Originally Posted by cvaldes1831
The reason why they don't mention is because it's hard to estimate those numbers per product. The only thing the outsider has is visibility into the BOM and a typical estimated manufacturing cost.
Apple, like other companies, does not provide complete breakout of its costs for any given SKU. It makes no sense because it would give a competitive advantage to others. Apple discloses R&D and SG&A as operating expenses as a whole for the company in their financial statements.
And one can use the AVERAGE R&D and SG&A expenses for at least a rough estimate. If the average R&D cost is 7% of sales, and you use 7% as the number for any given product, that's likely to be closer than using zero.
Although it's not clear to me why it matters. if I decide that an iPad is worth $499 to me, I'm going to buy it - regardless of whether Apple's margin is 50% or 5%. Margins mean nothing to consumers (except that, in the long run, high margins mean a healthy company that will likely be around to support them in the future and create new products).
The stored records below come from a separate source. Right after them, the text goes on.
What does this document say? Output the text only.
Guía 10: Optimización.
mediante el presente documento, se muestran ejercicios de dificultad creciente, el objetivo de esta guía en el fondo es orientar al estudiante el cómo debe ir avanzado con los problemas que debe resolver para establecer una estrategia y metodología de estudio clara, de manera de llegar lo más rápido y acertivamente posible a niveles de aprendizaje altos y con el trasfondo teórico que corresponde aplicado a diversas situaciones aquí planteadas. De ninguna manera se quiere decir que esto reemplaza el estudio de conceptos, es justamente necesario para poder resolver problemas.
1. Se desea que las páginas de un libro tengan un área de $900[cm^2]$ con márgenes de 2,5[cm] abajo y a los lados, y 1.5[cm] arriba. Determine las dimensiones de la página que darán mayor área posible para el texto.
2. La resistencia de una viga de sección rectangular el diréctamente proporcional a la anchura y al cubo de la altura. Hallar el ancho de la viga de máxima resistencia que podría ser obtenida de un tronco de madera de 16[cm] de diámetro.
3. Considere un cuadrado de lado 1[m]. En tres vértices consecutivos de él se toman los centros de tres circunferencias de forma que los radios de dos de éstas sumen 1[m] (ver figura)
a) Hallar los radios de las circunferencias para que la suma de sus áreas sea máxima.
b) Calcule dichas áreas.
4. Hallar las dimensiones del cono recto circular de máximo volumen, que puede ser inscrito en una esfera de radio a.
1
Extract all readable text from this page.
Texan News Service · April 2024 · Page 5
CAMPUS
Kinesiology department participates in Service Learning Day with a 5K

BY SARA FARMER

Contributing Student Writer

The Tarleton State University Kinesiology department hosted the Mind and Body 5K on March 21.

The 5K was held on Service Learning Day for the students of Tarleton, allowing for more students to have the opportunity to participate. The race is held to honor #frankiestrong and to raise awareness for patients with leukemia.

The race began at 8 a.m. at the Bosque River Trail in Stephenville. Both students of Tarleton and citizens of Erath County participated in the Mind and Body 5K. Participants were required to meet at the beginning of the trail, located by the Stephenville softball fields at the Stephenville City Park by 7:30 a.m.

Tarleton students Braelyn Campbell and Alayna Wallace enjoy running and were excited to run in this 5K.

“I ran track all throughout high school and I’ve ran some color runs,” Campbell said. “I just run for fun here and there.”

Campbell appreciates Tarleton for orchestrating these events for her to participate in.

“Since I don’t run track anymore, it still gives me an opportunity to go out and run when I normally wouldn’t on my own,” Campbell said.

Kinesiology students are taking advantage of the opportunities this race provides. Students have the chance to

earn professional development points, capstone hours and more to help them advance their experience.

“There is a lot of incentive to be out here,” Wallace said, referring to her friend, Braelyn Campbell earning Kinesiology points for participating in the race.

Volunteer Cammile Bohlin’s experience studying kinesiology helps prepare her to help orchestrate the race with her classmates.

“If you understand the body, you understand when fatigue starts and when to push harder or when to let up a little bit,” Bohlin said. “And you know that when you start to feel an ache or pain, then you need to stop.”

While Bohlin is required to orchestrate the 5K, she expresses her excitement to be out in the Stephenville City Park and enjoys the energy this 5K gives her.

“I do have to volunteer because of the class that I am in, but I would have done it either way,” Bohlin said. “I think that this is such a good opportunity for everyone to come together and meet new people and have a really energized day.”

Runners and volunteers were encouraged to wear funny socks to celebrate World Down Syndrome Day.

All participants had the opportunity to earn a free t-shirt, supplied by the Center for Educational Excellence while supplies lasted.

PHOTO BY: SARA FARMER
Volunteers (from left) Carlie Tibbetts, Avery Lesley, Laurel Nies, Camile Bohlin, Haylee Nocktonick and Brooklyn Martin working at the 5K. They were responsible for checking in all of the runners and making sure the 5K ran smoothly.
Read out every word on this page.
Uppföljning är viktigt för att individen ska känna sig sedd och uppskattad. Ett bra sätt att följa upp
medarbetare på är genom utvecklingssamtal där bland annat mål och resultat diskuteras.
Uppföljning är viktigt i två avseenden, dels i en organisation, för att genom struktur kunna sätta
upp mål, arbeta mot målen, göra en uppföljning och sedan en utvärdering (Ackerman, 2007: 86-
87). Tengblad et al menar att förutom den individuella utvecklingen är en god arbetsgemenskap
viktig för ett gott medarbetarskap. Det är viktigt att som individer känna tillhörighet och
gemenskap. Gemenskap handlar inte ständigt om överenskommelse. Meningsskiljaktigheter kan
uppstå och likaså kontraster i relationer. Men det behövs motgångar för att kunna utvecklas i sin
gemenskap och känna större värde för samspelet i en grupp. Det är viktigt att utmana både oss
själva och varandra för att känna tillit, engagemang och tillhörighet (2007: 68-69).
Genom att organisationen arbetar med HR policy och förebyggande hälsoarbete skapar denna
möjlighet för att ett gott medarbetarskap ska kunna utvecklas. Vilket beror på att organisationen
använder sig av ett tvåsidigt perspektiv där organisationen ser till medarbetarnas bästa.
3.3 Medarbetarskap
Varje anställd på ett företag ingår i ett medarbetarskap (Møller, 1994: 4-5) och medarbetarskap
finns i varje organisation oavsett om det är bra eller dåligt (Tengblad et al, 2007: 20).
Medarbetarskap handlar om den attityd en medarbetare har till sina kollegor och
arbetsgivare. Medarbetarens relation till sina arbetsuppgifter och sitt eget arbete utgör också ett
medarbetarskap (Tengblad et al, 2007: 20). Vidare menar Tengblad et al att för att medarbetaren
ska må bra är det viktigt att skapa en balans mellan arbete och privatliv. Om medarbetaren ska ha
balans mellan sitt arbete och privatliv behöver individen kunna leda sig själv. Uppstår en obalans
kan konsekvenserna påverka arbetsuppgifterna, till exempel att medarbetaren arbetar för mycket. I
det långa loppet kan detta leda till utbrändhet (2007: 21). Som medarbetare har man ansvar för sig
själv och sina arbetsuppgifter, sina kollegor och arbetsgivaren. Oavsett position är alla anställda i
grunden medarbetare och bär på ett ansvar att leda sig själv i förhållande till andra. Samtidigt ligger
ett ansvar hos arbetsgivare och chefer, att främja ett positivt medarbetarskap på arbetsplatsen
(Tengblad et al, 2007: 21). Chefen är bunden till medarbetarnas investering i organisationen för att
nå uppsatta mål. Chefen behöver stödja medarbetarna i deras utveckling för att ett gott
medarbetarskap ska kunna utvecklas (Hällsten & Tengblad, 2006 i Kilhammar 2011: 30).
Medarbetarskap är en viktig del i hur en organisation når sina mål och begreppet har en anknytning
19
Originally Posted by Josh.B.
Yeah - the $100 rebate is what I remembered.
Millmoss - why did you deny this?
Actually, the original iPhone had sold considerably under 1 million units at the time the rebate is announced, so there couldn't have been millions of people complaining.
I don't know if I'm typical or not, but I bought the original iPhone on day 1. I wasn't the least bit unhappy with my purchase even when Apple dropped the price. It was worth $600 to me and I was happy to pay it. The fact that the price dropped later had no impact on whether that was a good purchase or not. It simply meant that when I replaced it, it would cost less.
Your statement that millions of people were unhappy with the price drop is completely unfounded. You can't just pull numbers out of your rear and expect people to believe them.